Substance that guides ant trail is produced by symbiotic bacteria
Researchers working on the Ribeirão Preto campus of the University of São Paulo (USP) in Brazil have discovered that a bacterium found in the microbiota associated with leafcutter ant species Atta sexdens rubropilosa produces so-called "trail pheromones," the aromatic chemical compounds used by the ants to lay a trail to their nest. An article on their findings has been published in Scientific Reports.
In the case of Atta sexdens rubropilosa, substances belonging to the class of heterocyclic compounds known as pyrazines guide the ants without deviation to the anthill. Researcher Mônica Tallarico Pupo, a professor in the University of São Paulo's Ribeirão Preto School of Pharmaceutical Sciences (FCFRP-USP) and the principal investigator for the project, says that pyrazine production by the ants' microbiome was observed in more than one colony.
"Are the trail pheromones produced by bacterium Serratia marcescens or does S. marcescens only help by somehow adding to the whole process?" she said.
The study was part of Eduardo Afonso da Silva Junior's PhD research and was conducted in partnership with scientists at Harvard University in the United States.
The pyrazine-producing bacterium was discovered by chance when the scientists were looking for microorganisms capable of protecting ant colonies from parasitic fungi. "The leaves carried to their nests by these leafcutters actually serve as a substrate for the cultivation of Leucoagaricus gongylophorus, the fungal species on which they feed. However, this system is susceptible to infections," Pupo explained.
"In some cases, another pathogenic species that may impair the ant colony's viability grows on the fungus they eat.

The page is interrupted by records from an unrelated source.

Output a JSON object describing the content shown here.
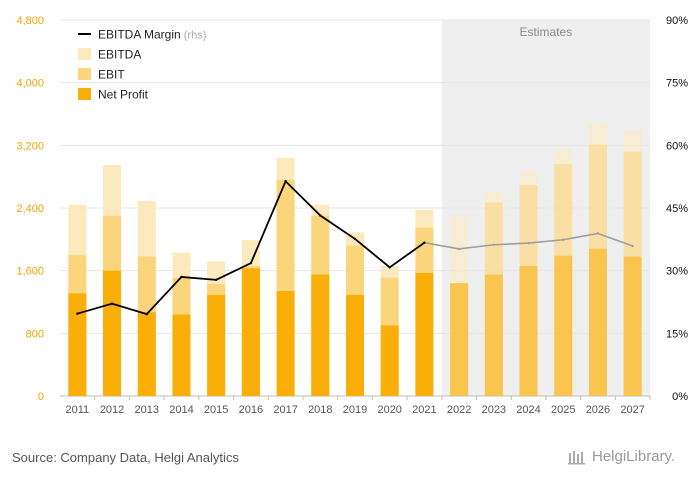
{
  "chart_data": {
    "type": "bar",
    "stacked_overlay": true,
    "categories": [
      "2011",
      "2012",
      "2013",
      "2014",
      "2015",
      "2016",
      "2017",
      "2018",
      "2019",
      "2020",
      "2021",
      "2022",
      "2023",
      "2024",
      "2025",
      "2026",
      "2027"
    ],
    "estimates_from": "2022",
    "estimates_label": "Estimates",
    "series": [
      {
        "name": "EBITDA",
        "axis": "left",
        "color": "#FDE9BE",
        "values": [
          2440,
          2950,
          2490,
          1830,
          1720,
          1990,
          3040,
          2440,
          2090,
          1660,
          2380,
          2290,
          2610,
          2860,
          3150,
          3480,
          3390
        ]
      },
      {
        "name": "EBIT",
        "axis": "left",
        "color": "#FBD57B",
        "values": [
          1800,
          2300,
          1780,
          1510,
          1430,
          1660,
          2760,
          2300,
          1920,
          1510,
          2150,
          1440,
          2470,
          2690,
          2960,
          3210,
          3120
        ]
      },
      {
        "name": "Net Profit",
        "axis": "left",
        "color": "#F9AE08",
        "values": [
          1310,
          1600,
          1070,
          1040,
          1290,
          1630,
          1340,
          1550,
          1290,
          900,
          1570,
          1440,
          1550,
          1660,
          1790,
          1880,
          1780
        ]
      },
      {
        "name": "EBITDA Margin",
        "axis": "right",
        "color": "#000000",
        "estimate_color": "#9E9E9E",
        "values": [
          19.7,
          22.1,
          19.6,
          28.5,
          27.8,
          31.8,
          51.4,
          43.2,
          37.6,
          30.8,
          36.7,
          35.2,
          36.2,
          36.6,
          37.4,
          38.9,
          35.9
        ]
      }
    ],
    "left_axis": {
      "ylim": [
        0,
        4800
      ],
      "ticks": [
        "0",
        "800",
        "1,600",
        "2,400",
        "3,200",
        "4,000",
        "4,800"
      ]
    },
    "right_axis": {
      "ylim": [
        0,
        90
      ],
      "ticks": [
        "0%",
        "15%",
        "30%",
        "45%",
        "60%",
        "75%",
        "90%"
      ]
    },
    "legend": [
      {
        "label": "EBITDA Margin",
        "suffix": "(rhs)",
        "swatch": "line"
      },
      {
        "label": "EBITDA",
        "suffix": "",
        "swatch": "box"
      },
      {
        "label": "EBIT",
        "suffix": "",
        "swatch": "box"
      },
      {
        "label": "Net Profit",
        "suffix": "",
        "swatch": "box"
      }
    ],
    "colors": {
      "left_tick": "#F4A300",
      "right_tick": "#111111",
      "x_tick": "#555555",
      "estimates_bg": "#EFEFEF",
      "estimates_text": "#8a8a8a",
      "grid": "#E6E6E6"
    }
  },
  "footer": {
    "source": "Source: Company Data, Helgi Analytics",
    "logo": "HelgiLibrary."
  }
}
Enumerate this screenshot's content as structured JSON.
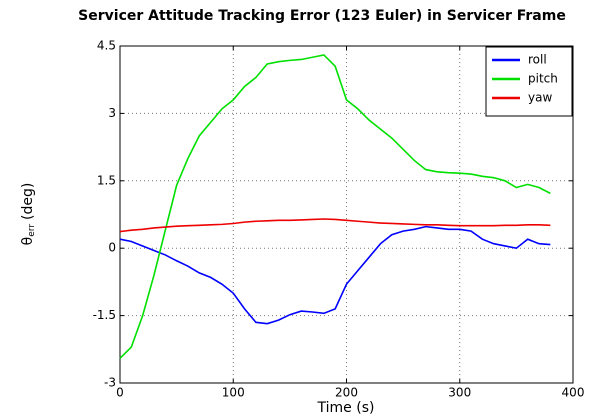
{
  "chart_data": {
    "type": "line",
    "title": "Servicer Attitude Tracking Error (123 Euler) in Servicer Frame",
    "xlabel": "Time (s)",
    "ylabel": {
      "symbol": "θ",
      "subscript": "err",
      "unit": "(deg)"
    },
    "x": [
      0,
      10,
      20,
      30,
      40,
      50,
      60,
      70,
      80,
      90,
      100,
      110,
      120,
      130,
      140,
      150,
      160,
      170,
      180,
      190,
      200,
      210,
      220,
      230,
      240,
      250,
      260,
      270,
      280,
      290,
      300,
      310,
      320,
      330,
      340,
      350,
      360,
      370,
      380
    ],
    "series": [
      {
        "name": "roll",
        "color": "#0000ff",
        "values": [
          0.2,
          0.15,
          0.05,
          -0.05,
          -0.15,
          -0.28,
          -0.4,
          -0.55,
          -0.65,
          -0.8,
          -1.0,
          -1.35,
          -1.65,
          -1.68,
          -1.6,
          -1.48,
          -1.4,
          -1.42,
          -1.45,
          -1.35,
          -0.8,
          -0.5,
          -0.2,
          0.1,
          0.3,
          0.38,
          0.42,
          0.48,
          0.45,
          0.42,
          0.42,
          0.38,
          0.2,
          0.1,
          0.05,
          0.0,
          0.2,
          0.1,
          0.08
        ]
      },
      {
        "name": "pitch",
        "color": "#00e000",
        "values": [
          -2.45,
          -2.2,
          -1.5,
          -0.6,
          0.4,
          1.4,
          2.0,
          2.5,
          2.8,
          3.1,
          3.3,
          3.6,
          3.8,
          4.1,
          4.15,
          4.18,
          4.2,
          4.25,
          4.3,
          4.05,
          3.3,
          3.1,
          2.85,
          2.65,
          2.45,
          2.2,
          1.95,
          1.75,
          1.7,
          1.68,
          1.67,
          1.65,
          1.6,
          1.57,
          1.5,
          1.35,
          1.42,
          1.35,
          1.22
        ]
      },
      {
        "name": "yaw",
        "color": "#ee0000",
        "values": [
          0.37,
          0.4,
          0.42,
          0.45,
          0.47,
          0.49,
          0.5,
          0.51,
          0.52,
          0.53,
          0.55,
          0.58,
          0.6,
          0.61,
          0.62,
          0.62,
          0.63,
          0.64,
          0.65,
          0.64,
          0.62,
          0.6,
          0.58,
          0.56,
          0.55,
          0.54,
          0.53,
          0.52,
          0.52,
          0.51,
          0.5,
          0.5,
          0.5,
          0.5,
          0.51,
          0.51,
          0.52,
          0.52,
          0.51
        ]
      }
    ],
    "xlim": [
      0,
      400
    ],
    "xticks": [
      0,
      100,
      200,
      300,
      400
    ],
    "ylim": [
      -3,
      4.5
    ],
    "yticks": [
      -3,
      -1.5,
      0,
      1.5,
      3,
      4.5
    ],
    "grid": true,
    "legend": "upper right"
  }
}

The symbiotic bacteria produce compounds that can kill the parasitic fungi without damaging the food source. We set out to identify these compounds."
The experiments described in the article involved colonies collected on USP's Ribeirão Preto campus. When the scientists succeeded in collecting the queen, part of the colony was transported to the laboratory, and all the bacteria found on the insects' surfaces and inside their bodies were isolated, characterized and placed in culture medium.
During this process, Silva Junior realized that when S. marcescens was grown in the laboratory, it released a strong aroma that closely resembled the smell of the ants kept in the same lab. "We decided to investigate the volatile compounds produced by this bacterium and discovered the pyrazines, among which there was a molecule not described in the scientific literature," Pupo said.
The researchers used a type of fiber specifically indicated for absorbing the aromatic compounds from the culture plates. Later, the material was analyzed by gas chromatography-mass spectrometry (GC-MS). "We found both pyrazines and bacteria in the ants' poison glands," Pupo said. "We don't know for sure if their synthesis is shared. Maybe the microorganism produces the aromatic compounds and the ants store them in their glands. In future studies, we plan to test techniques to remove the bacteria from the ants and observe whether the compounds continue to be produced." The group also wants to investigate whether similar phenomena can be observed in other ant species. Nothing of the kind has been described in the literature.
The cultivation of fungi in the nest for food or defense seems to be a widespread practice among social insects. According to an article by Brazilian researchers published in 2015 in the journal Current Biology, the newborn larvae of Scaptotrigona depilis, a species of stingless bee native to Brazil, feed on filaments of a fungus cultivated in the brood cells. Without this food, few larvae survive to become adults.
This symbiosis was recently studied in greater depth by Pupo's group during Camila Paludo's PhD research. The results were published in Scientific Reports in January 2018.
"We know insects can't synthesize hormones, so they must obtain precursor substances from their food," Pupo said. "Our hypothesis was that the fungus supplied a precursor for the molting and pupating hormone required for larvae to complete the metamorphosis into adult bees."
The first step of the investigation consisted of isolating the fungus from brood cells and characterizing it in the laboratory. The group found it to be a fungus belonging to the genus Zygosaccharomyces. "We aren't sure how this fungus gets into brood cells. The bees lay eggs and then fill the cells with a liquid called larval food. Some three days later, the fungus begins to grow inside the cells," Pupo said.
Using fluorescence microscopy, the researchers found an accumulation of lipids in the fungal cytoplasm from samples grown in vitro as well as samples extracted directly from bee colonies. "Steroids, the precursors of molting hormones, are lipids. Using GC-MS, we found that the predominant compound among the lipids in this fungus was ergosterol," Pupo said.
Via in vitro experiments, the researchers proved that most larvae completed pupal morphogenesis when the larval food was inoculated with the fungus and when only ergosterol was added. "The results were statistically equivalent for these two situations," Pupo explained. "When the larvae received only larval food without the fungus, they failed to reach the adult stage. We, therefore, concluded that ergosterol was in fact being used by the larvae to produce molting hormone, which reinforces the dependency between these bees and the fungus."
The group now plan to investigate whether similar phenomena occur in other species of stingless and stinging bees.